22/10/14

VER EL FUTURO, por Mar Redondo



"Si te miras al espejo, puedes ver el futuro", dice Miguel Rellán en el papel del profesor en la obra Los jugadores, de Pau Miró, que vi hace unos días en los Teatros del Canal. Tal vez tenga razón. Al menos parece que los cuatro personajes de esta obra: profesor, barbero, enterrador y actor, todos de mediana edad, están ya más que al cabo de la calle de cual será su futuro sin siquiera tener que mirarse al espejo propio, solo mirándose entre ellos, espejo unos de otros.
Son viejos conocidos y compañeros de mesas de juego, con vidas corrientes y problemas corrientes que comparten, y secretos u errores que sin embargo se esconden —como pasa en las mejores familias—, hasta que no les queda otra que sacarlos a la luz y compartirlos también, levantar metafóricamente sus cartas más ocultas y mostrarlas sobre el tapete. Una de esas cartas, el error más grave y de solución más urgente de uno de ellos, el profesor, referente del grupo, les llevará a dar un paso rocambolesco y osado, el movimiento determinante que disparará su adrenalina al máximo y sacudirá sus anodinas vidas —más allá aún del inconmensurable instante de levantar la última carta en la mesa de juego—, algo que todos en silencio, otro secreto aunque en este caso tal vez a voces, han estado anhelando.
Cuando el telón cae al final conocemos, aunque por supuesto no la voy a desvelar aquí, la consecuencia inmediata, en el presente, y aparentemente favorable de ese arriesgado paso, pero no cómo va a trascender en el futuro de estos personajes individualmente y/o como grupo; eso queda a la interpretación o a la imaginación o, por qué no, al deseo de cada espectador. Él es quien decide realmente el futuro de esos cuatro personajes a los que mira y por los que a su vez es mirado.
Porque, de algún modo, ese escenario en el que la representación tiene lugar también funciona como un espejo, pero un espejo de doble cara. Más allá de la ruptura de la cuarta pared, el montaje de Los jugadores subraya esa idea. En el transcurso de la obra y en repetidas ocasiones, los personajes se colocan al borde del escenario, el proscenio, y, simplemente, se quedan mirando hacia el patio de butacas, donde estamos nosotros. La primera vez te preguntas por qué lo hacen, esperas que hagan algo más, pero solo miran y luego abandonan el escenario, y así varias veces; lo mismo que nosotros, después de hora y veinte de mirar, abandonamos el patio de butacas.
Nosotros les miramos a ellos: Durante una hora y veinte minutos “vemos” —en un sentido amplio que engloba pensar, percibir, sentir; en definitiva, vivir— la experiencia que allí se está desarrollando y que durante ese tiempo se convierte en la nuestra propia. Nos reconocemos en esos personajes, nos vemos sobre las tablas, no como actores en el sentido de intérpretes de un papel, sino como actores en el sentido de seres que realizan actos con los que unas veces aciertan y otras yerran. El escenario-espejo nos devuelve un reflejo, una imagen de nosotros mismos más o menos próxima a lo literal dependiendo de nuestro mayor o menor grado de identificación con la situación que estamos “viendo”, o con algún o algunos de los personajes en concreto.
Ellos nos miran a nosotros: Esa imagen-reflejo nuestra —puede encantarnos, horrorizarnos o ni fu ni fa— activa a su vez en nosotros una respuesta (una réplica, un reflejo), en parte automática y por tanto involuntaria pero también reflexiva, que se expresa en Los jugadores en forma de “barrunto” del futuro de sus personajes, lo que equivaldría a decir barrunto de nuestro futuro, el de cada uno de nosotros que estamos también allí arriba, reflejados. 

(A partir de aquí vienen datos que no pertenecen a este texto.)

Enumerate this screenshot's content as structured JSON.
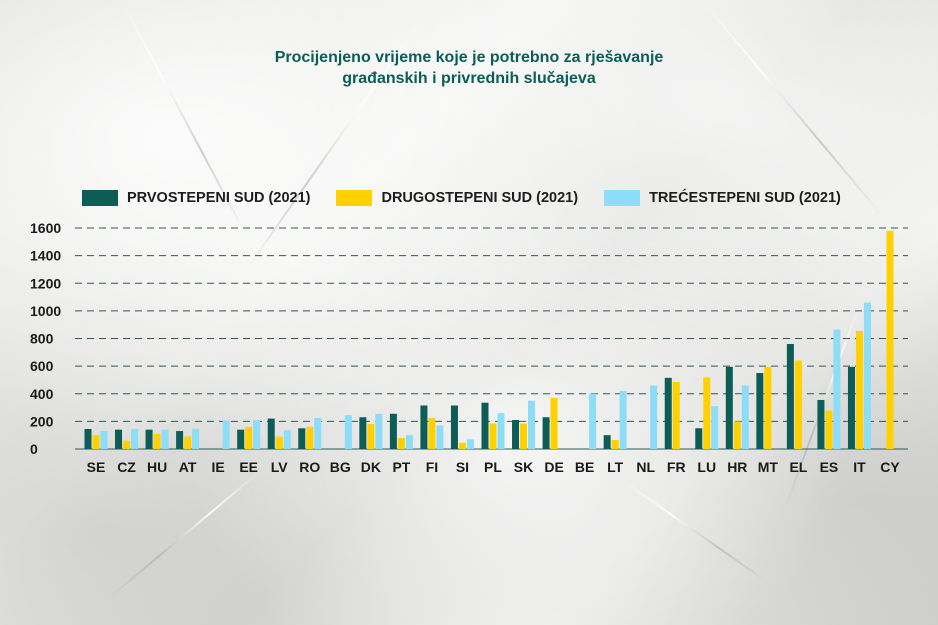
{
  "title_line1": "Procijenjeno vrijeme koje je potrebno za rješavanje",
  "title_line2": "građanskih i privrednih slučajeva",
  "colors": {
    "first": "#0d5c55",
    "second": "#ffd100",
    "third": "#8ddcf8",
    "axis_text": "#1a1a1a",
    "title": "#0b5e57"
  },
  "legend": [
    {
      "label": "PRVOSTEPENI SUD (2021)",
      "color": "#0d5c55"
    },
    {
      "label": "DRUGOSTEPENI SUD (2021)",
      "color": "#ffd100"
    },
    {
      "label": "TREĆESTEPENI SUD (2021)",
      "color": "#8ddcf8"
    }
  ],
  "chart_data": {
    "type": "bar",
    "ylim": [
      0,
      1600
    ],
    "yticks": [
      0,
      200,
      400,
      600,
      800,
      1000,
      1200,
      1400,
      1600
    ],
    "grid": true,
    "legend_position": "top",
    "categories": [
      "SE",
      "CZ",
      "HU",
      "AT",
      "IE",
      "EE",
      "LV",
      "RO",
      "BG",
      "DK",
      "PT",
      "FI",
      "SI",
      "PL",
      "SK",
      "DE",
      "BE",
      "LT",
      "NL",
      "FR",
      "LU",
      "HR",
      "MT",
      "EL",
      "ES",
      "IT",
      "CY"
    ],
    "series": [
      {
        "name": "PRVOSTEPENI SUD (2021)",
        "color": "#0d5c55",
        "values": [
          145,
          140,
          140,
          130,
          null,
          140,
          220,
          150,
          null,
          230,
          255,
          315,
          315,
          335,
          210,
          230,
          null,
          100,
          null,
          515,
          150,
          595,
          550,
          760,
          355,
          595,
          null
        ]
      },
      {
        "name": "DRUGOSTEPENI SUD (2021)",
        "color": "#ffd100",
        "values": [
          100,
          60,
          110,
          90,
          null,
          160,
          90,
          160,
          null,
          180,
          80,
          225,
          45,
          185,
          185,
          370,
          null,
          65,
          null,
          485,
          520,
          200,
          595,
          640,
          280,
          855,
          1580
        ]
      },
      {
        "name": "TREĆESTEPENI SUD (2021)",
        "color": "#8ddcf8",
        "values": [
          130,
          145,
          140,
          145,
          205,
          210,
          135,
          225,
          245,
          255,
          100,
          170,
          70,
          260,
          350,
          null,
          400,
          420,
          460,
          null,
          310,
          460,
          null,
          null,
          865,
          1060,
          null
        ]
      }
    ]
  }
}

Ellos y nosotros, personajes de una obra, anhelantes de ese “subidón” de adrenalina que sacuda, al menos eventualmente, nuestras encajonadas vidas, sean cuales sean las consecuencias, positivas o negativas. Que se lo digan al personaje del actor, interpretado magníficamente por Luis Bermejo —conocido sobre todo en series de televisión, pero para mí un descubrimiento sobre las tablas—, para quien su mayor disfrute son los momentos en los que se queda en blanco sobre el escenario, motivo por el cual, por muchos casting a los que acude, ya no le contratan ni, como espectadora me atrevo a predecir, nunca más le contratarán (a su personaje, por si quedan dudas; al actor le queda mucho aún por dar).